The struggles of YE YangOctober 17, 2014
South Korea's Y.E. Yang fears he will never regain the form that saw him crowned Asia's first major champion, as his miserable season continued in Hong Kong Friday.
Five years after sensationally coming from behind to pip Tiger Woods to the US PGA Championship, Yang's game is in the doldrums -- ranked 646th in the world and having to rely on tournament invites.
The 42-year-old, once ranked as high as 19th in the official standings, missed the cut in Hong Kong on six-over par after rounds of 76 and 70 in the southern Chinese city.
"I feel disappointed. It's been a difficult year," he said.
"While practising I feel comfortable but on the course I'm playing bad. Maybe it's a psychological thing," added Yang at the $1.3 million co-sanctioned European/Asian Tour event.

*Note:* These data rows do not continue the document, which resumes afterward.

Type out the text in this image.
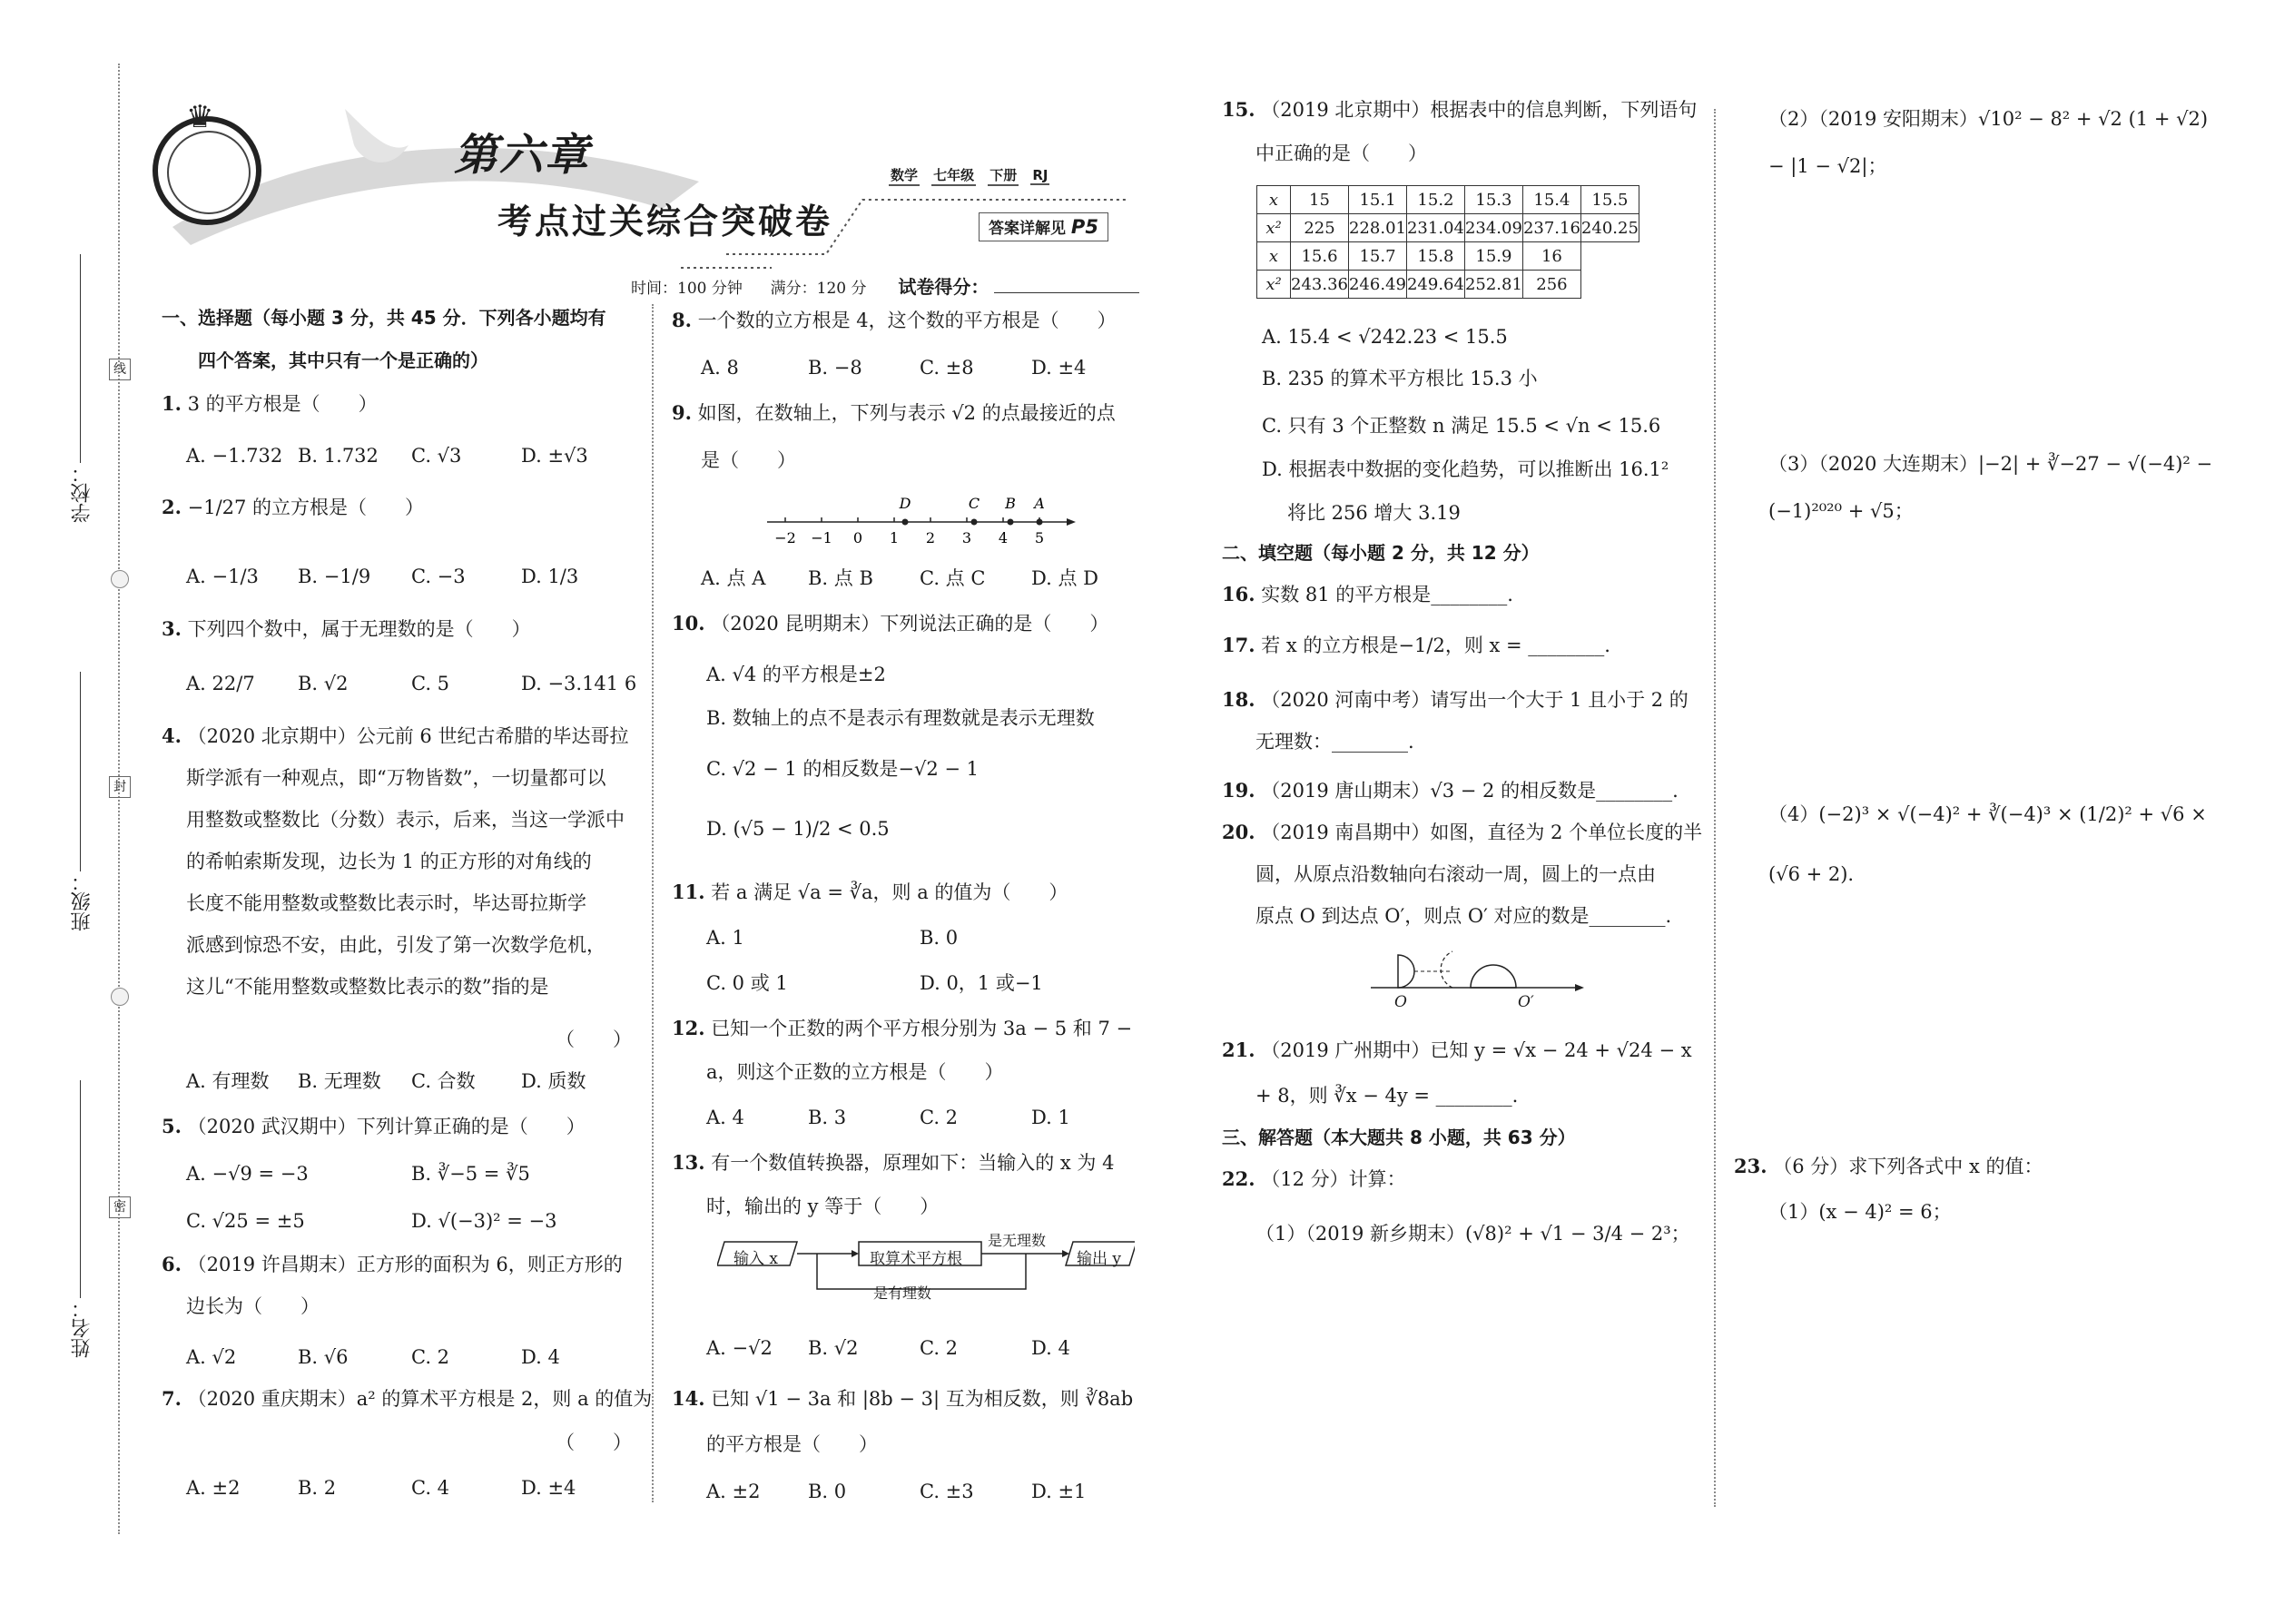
学校：
班级：
姓名：
线
封
密
♛
第六章
考点过关综合突破卷
数学 七年级 下册 RJ
答案详解见 P5
时间：100 分钟 满分：120 分 试卷得分：
一、选择题（每小题 3 分，共 45 分．下列各小题均有
四个答案，其中只有一个是正确的）
1. 3 的平方根是（　　）
A. −1.732 B. 1.732 C. √3	D. ±√3
2. −1/27 的立方根是（　　）
A. −1/3 B. −1/9 C. −3	D. 1/3
3. 下列四个数中，属于无理数的是（　　）
A. 22/7 B. √2	C. 5	D. −3.141 6
4. （2020 北京期中）公元前 6 世纪古希腊的毕达哥拉
斯学派有一种观点，即“万物皆数”，一切量都可以
用整数或整数比（分数）表示，后来，当这一学派中
的希帕索斯发现，边长为 1 的正方形的对角线的
长度不能用整数或整数比表示时，毕达哥拉斯学
派感到惊恐不安，由此，引发了第一次数学危机，
这儿“不能用整数或整数比表示的数”指的是
（　　）
A. 有理数 B. 无理数 C. 合数 D. 质数
5. （2020 武汉期中）下列计算正确的是（　　）
A. −√9 = −3	B. ∛−5 = ∛5
C. √25 = ±5	D. √(−3)² = −3
6. （2019 许昌期末）正方形的面积为 6，则正方形的
边长为（　　）
A. √2	B. √6	C. 2	D. 4
7. （2020 重庆期末）a² 的算术平方根是 2，则 a 的值为
（　　）
A. ±2	B. 2	C. 4	D. ±4
8. 一个数的立方根是 4，这个数的平方根是（　　）
A. 8	B. −8	C. ±8	D. ±4
9. 如图，在数轴上，下列与表示 √2 的点最接近的点
是（　　）
−2 −1 0 1 2 3 4 5
D	C B A
A. 点 A B. 点 B C. 点 C D. 点 D
10. （2020 昆明期末）下列说法正确的是（　　）
A. √4 的平方根是±2
B. 数轴上的点不是表示有理数就是表示无理数
C. √2 − 1 的相反数是−√2 − 1
D. (√5 − 1)/2 < 0.5
11. 若 a 满足 √a = ∛a，则 a 的值为（　　）
A. 1	B. 0
C. 0 或 1	D. 0，1 或−1
12. 已知一个正数的两个平方根分别为 3a − 5 和 7 −
a，则这个正数的立方根是（　　）
A. 4	B. 3	C. 2	D. 1
13. 有一个数值转换器，原理如下：当输入的 x 为 4
时，输出的 y 等于（　　）
输入 x	取算术平方根
是无理数
输出 y
是有理数
A. −√2 B. √2	C. 2	D. 4
14. 已知 √1 − 3a 和 |8b − 3| 互为相反数，则 ∛8ab
的平方根是（　　）
A. ±2	B. 0	C. ±3	D. ±1
15. （2019 北京期中）根据表中的信息判断，下列语句
中正确的是（　　）
x	15	15.1	15.2	15.3	15.4	15.5
x²	225	228.01	231.04	234.09	237.16	240.25
x	15.6	15.7	15.8	15.9	16	
x²	243.36	246.49	249.64	252.81	256	
A. 15.4 < √242.23 < 15.5
B. 235 的算术平方根比 15.3 小
C. 只有 3 个正整数 n 满足 15.5 < √n < 15.6
D. 根据表中数据的变化趋势，可以推断出 16.1²
将比 256 增大 3.19
二、填空题（每小题 2 分，共 12 分）
16. 实数 81 的平方根是________.
17. 若 x 的立方根是−1/2，则 x = ________.
18. （2020 河南中考）请写出一个大于 1 且小于 2 的
无理数：________.
19. （2019 唐山期末）√3 − 2 的相反数是________.
20. （2019 南昌期中）如图，直径为 2 个单位长度的半
圆，从原点沿数轴向右滚动一周，圆上的一点由
原点 O 到达点 O′，则点 O′ 对应的数是________.
O	O′
21. （2019 广州期中）已知 y = √x − 24 + √24 − x
+ 8，则 ∛x − 4y = ________.
三、解答题（本大题共 8 小题，共 63 分）
22. （12 分）计算：
（1）（2019 新乡期末）(√8)² + √1 − 3/4 − 2³；
（2）（2019 安阳期末）√10² − 8² + √2 (1 + √2)
− |1 − √2|；
（3）（2020 大连期末）|−2| + ∛−27 − √(−4)² −
(−1)²⁰²⁰ + √5；
（4）(−2)³ × √(−4)² + ∛(−4)³ × (1/2)² + √6 ×
(√6 + 2).
23. （6 分）求下列各式中 x 的值：
（1）(x − 4)² = 6；
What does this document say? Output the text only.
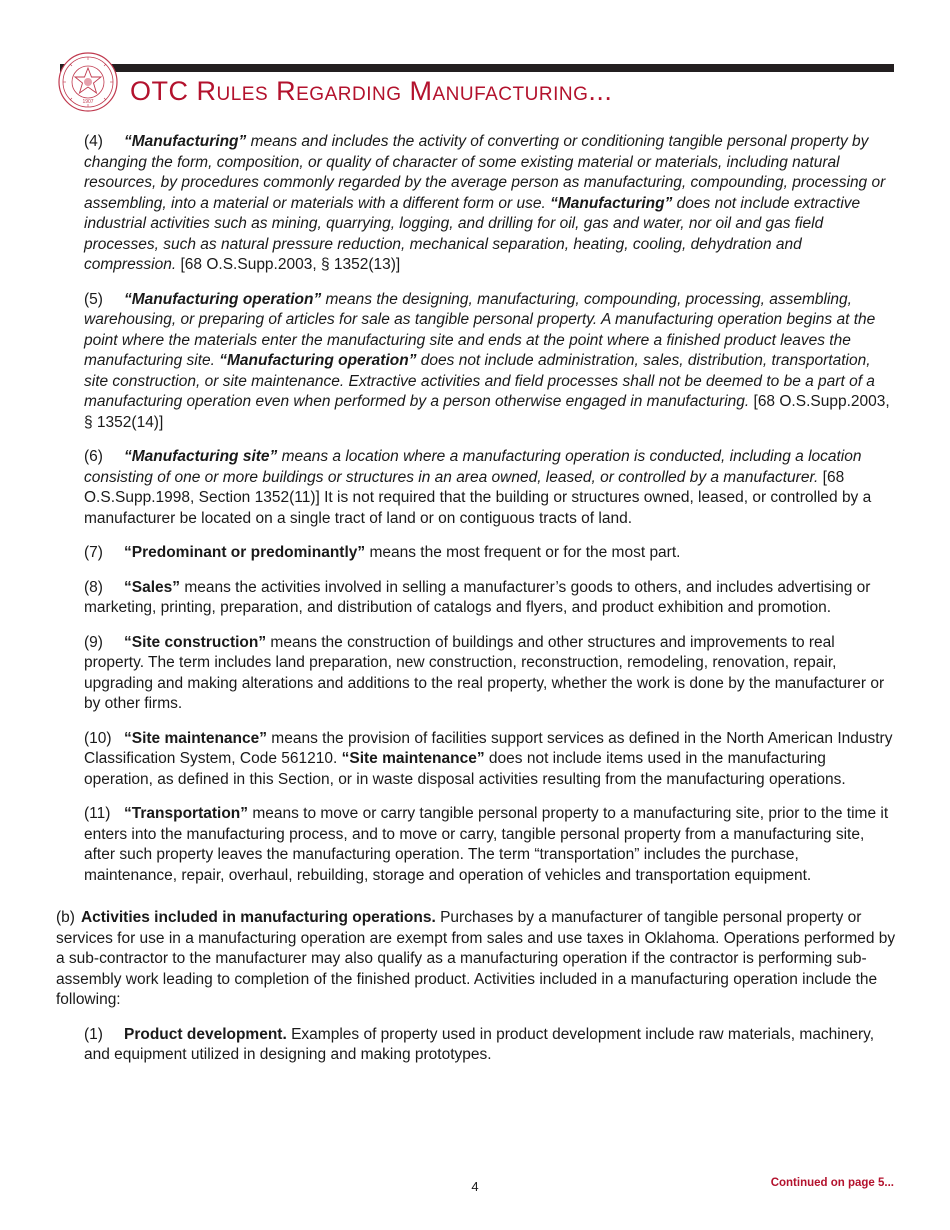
1907 OTC Rules Regarding Manufacturing...

(4) “Manufacturing” means and includes the activity of converting or conditioning tangible personal property by changing the form, composition, or quality of character of some existing material or materials, including natural resources, by procedures commonly regarded by the average person as manufacturing, compounding, processing or assembling, into a material or materials with a different form or use. “Manufacturing” does not include extractive industrial activities such as mining, quarrying, logging, and drilling for oil, gas and water, nor oil and gas field processes, such as natural pressure reduction, mechanical separation, heating, cooling, dehydration and compression. [68 O.S.Supp.2003, § 1352(13)]

(5) “Manufacturing operation” means the designing, manufacturing, compounding, processing, assembling, warehousing, or preparing of articles for sale as tangible personal property. A manufacturing operation begins at the point where the materials enter the manufacturing site and ends at the point where a finished product leaves the manufacturing site. “Manufacturing operation” does not include administration, sales, distribution, transportation, site construction, or site maintenance. Extractive activities and field processes shall not be deemed to be a part of a manufacturing operation even when performed by a person otherwise engaged in manufacturing. [68 O.S.Supp.2003, § 1352(14)]

(6) “Manufacturing site” means a location where a manufacturing operation is conducted, including a location consisting of one or more buildings or structures in an area owned, leased, or controlled by a manufacturer. [68 O.S.Supp.1998, Section 1352(11)] It is not required that the building or structures owned, leased, or controlled by a manufacturer be located on a single tract of land or on contiguous tracts of land.

(7) “Predominant or predominantly” means the most frequent or for the most part.

(8) “Sales” means the activities involved in selling a manufacturer’s goods to others, and includes advertising or marketing, printing, preparation, and distribution of catalogs and flyers, and product exhibition and promotion.

(9) “Site construction” means the construction of buildings and other structures and improvements to real property. The term includes land preparation, new construction, reconstruction, remodeling, renovation, repair, upgrading and making alterations and additions to the real property, whether the work is done by the manufacturer or by other firms.

(10) “Site maintenance” means the provision of facilities support services as defined in the North American Industry Classification System, Code 561210. “Site maintenance” does not include items used in the manufacturing operation, as defined in this Section, or in waste disposal activities resulting from the manufacturing operations.

(11) “Transportation” means to move or carry tangible personal property to a manufacturing site, prior to the time it enters into the manufacturing process, and to move or carry, tangible personal property from a manufacturing site, after such property leaves the manufacturing operation. The term “transportation” includes the purchase, maintenance, repair, overhaul, rebuilding, storage and operation of vehicles and transportation equipment.

(b) Activities included in manufacturing operations. Purchases by a manufacturer of tangible personal property or services for use in a manufacturing operation are exempt from sales and use taxes in Oklahoma. Operations performed by a sub-contractor to the manufacturer may also qualify as a manufacturing operation if the contractor is performing sub-assembly work leading to completion of the finished product. Activities included in a manufacturing operation include the following:

(1) Product development. Examples of property used in product development include raw materials, machinery, and equipment utilized in designing and making prototypes.

4	Continued on page 5...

The Korean played 28 times on the US PGA Tour this season, missing the cut on 15 occasions and making the weekend in only 12. He came in the top 25 just once and failed to register a top-10 finish.
Yang's 2009 victory at Hazeltine National Golf Club in Minnesota marked the only time Woods has failed to win a major after leading with just one round to play.
It also brought Asia its first male major winner, but five years on Yang is still the only player from the continent to have achieved the feat.
Following his PGA success Yang enjoyed a decent 2010, winning the European Tour's Volvo China Open and by the end of 2011 he was still ranked in the world's top 50.
But over the past three years he has plummeted, to 105 at the end of 2012, to 320 the following season and then to his current position of 646th.
Winning the PGA Championship came with a five-year exemption to play on the top American circuit.
Yang needed a big 2014 to extend his stay on the tour but it wasn't to be, with the Korean now banking on invitations to PGA Tour events.
He said he would now try his luck more in Europe and Asia.
"I think next year I will maybe try the European Tour and the PGA a little bit, but just invites," Yang told AFP.
Asked whether he could ever recapture the form that saw him overturn a two-shot deficit against Woods to beat him by three strokes, Yang paused for a few seconds and said: "I just try."